Vigilantes reportedly release captives in southern Mexico
MEXICO CITY -- Vigilantes who were threatening to subject a group of alleged criminals to a “people’s court” abruptly released their captives Tuesday, avoiding, for now, a showdown with authorities.
Saying the government has not been able to protect them from drug traffickers and other violent gangs, villagers in the southern state of Guerrero took up arms this year and formed so-called self-defense patrols.
With homicides, rapes and other crimes spreading in much of central Mexico, so has the phenomenon of armed vigilantes. As of Tuesday, 20 towns in Guerrero along with municipalities in at least four other states reported patrols by armed residents who often wear masks and staff checkpoints.
In the town of Ayutla, in the southern mountains of Guerrero, the vigilantes had captured 53 people, “charged” them with various crimes and promised to try them in a people’s court this week.
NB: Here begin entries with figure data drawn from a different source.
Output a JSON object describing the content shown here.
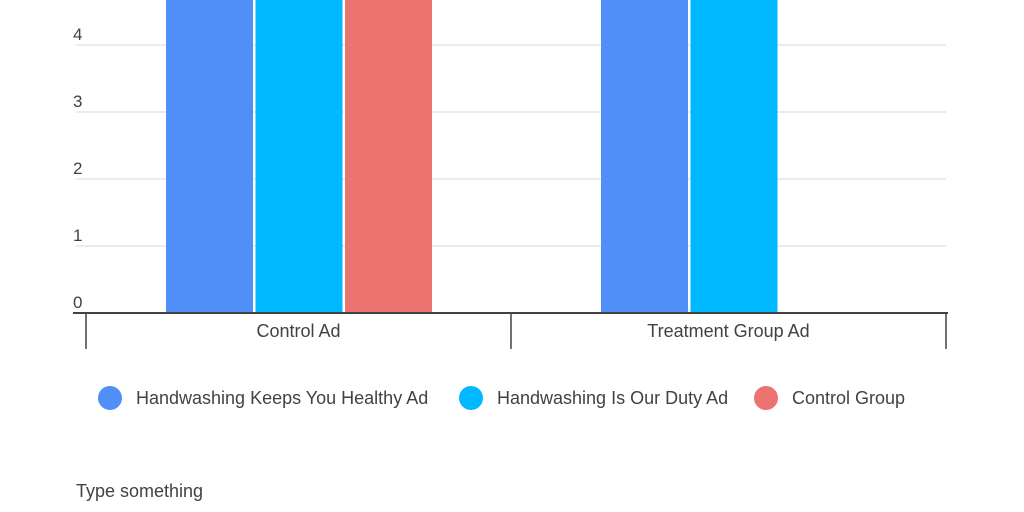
{
  "chart_data": {
    "type": "bar",
    "categories": [
      "Control Ad",
      "Treatment Group Ad"
    ],
    "series": [
      {
        "name": "Handwashing Keeps You Healthy Ad",
        "color": "#4f8ff7",
        "values": [
          5,
          5
        ]
      },
      {
        "name": "Handwashing Is Our Duty Ad",
        "color": "#00b8ff",
        "values": [
          5,
          5
        ]
      },
      {
        "name": "Control Group",
        "color": "#ed7370",
        "values": [
          5,
          0
        ]
      }
    ],
    "yticks": [
      "0",
      "1",
      "2",
      "3",
      "4"
    ],
    "ylim": [
      0,
      4.7
    ],
    "grid": true,
    "legend_position": "bottom",
    "note": "Bars extend above the visible top edge of the image"
  },
  "caption": "Type something"
}
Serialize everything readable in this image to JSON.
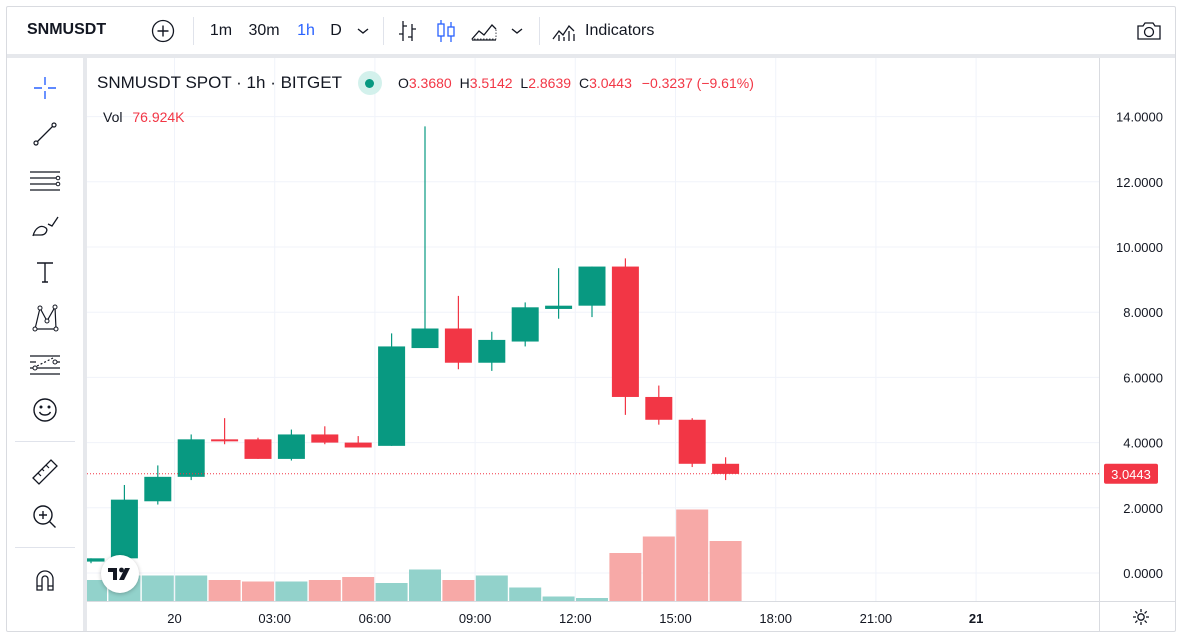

Under pressure from state authorities, last week they released 11 of the people accused of the most serious crimes.
But Bruno Placido, a spokesman for the group, which calls itself the Union of People and Organizations of Guerrero, insisted this week that the trials would go ahead. He acknowledged, however, that they were continuing to negotiate with the government. “What we want is to cooperate toward peace in our communities,” he said in a telephone interview.
On Tuesday, before dawn and under cover of darkness, the rest of the detained men and women were released -- some into the custody of state authorities and others into their hometowns, according to reports from the scene. They had been held nearly two months. There was no official comment from the state governor’s office, and Placido did not return phone calls.
The spectacle of desperate residents taking the law into their own hands embarrassed authorities, including the new government of President Enrique Peña Nieto. Officials at all levels were struggling to balance the need to restore order without antagonizing clearly distressed communities.
The groups won applause in some sectors for taking up security where corrupt local police, often in cahoots with the drug gangs, did not. Many residents have expressed approval, and a number of lawmakers suggested making the groups more formal, giving them proper uniforms and equipment. In one incident last month, the vigilantes shot and wounded a Mexico City couple that failed to stop at one of their ad hoc roadblocks.
In some ways, the groups are a newer version of a string of “community police” forces made up of locals in the 1990s in Guerrero and tacitly recognized by authorities. Today’s iteration, however, is born of the brutal violence that has claimed an estimated 70,000 lives in slightly more than six years.
Human rights leaders have expressed concern.
“There is no justification for groups of armed and hooded men … to take justice into their own hands and attempt to sidestep the state’s functions,” Raul Plascencia, president of the semiautonomous Mexican National Human Rights Commission, told reporters this week. “That can lead us to an even worse dead end.”
In a separate statement, he said there was a “very tenuous line” between self-defense groups and paramilitary forces.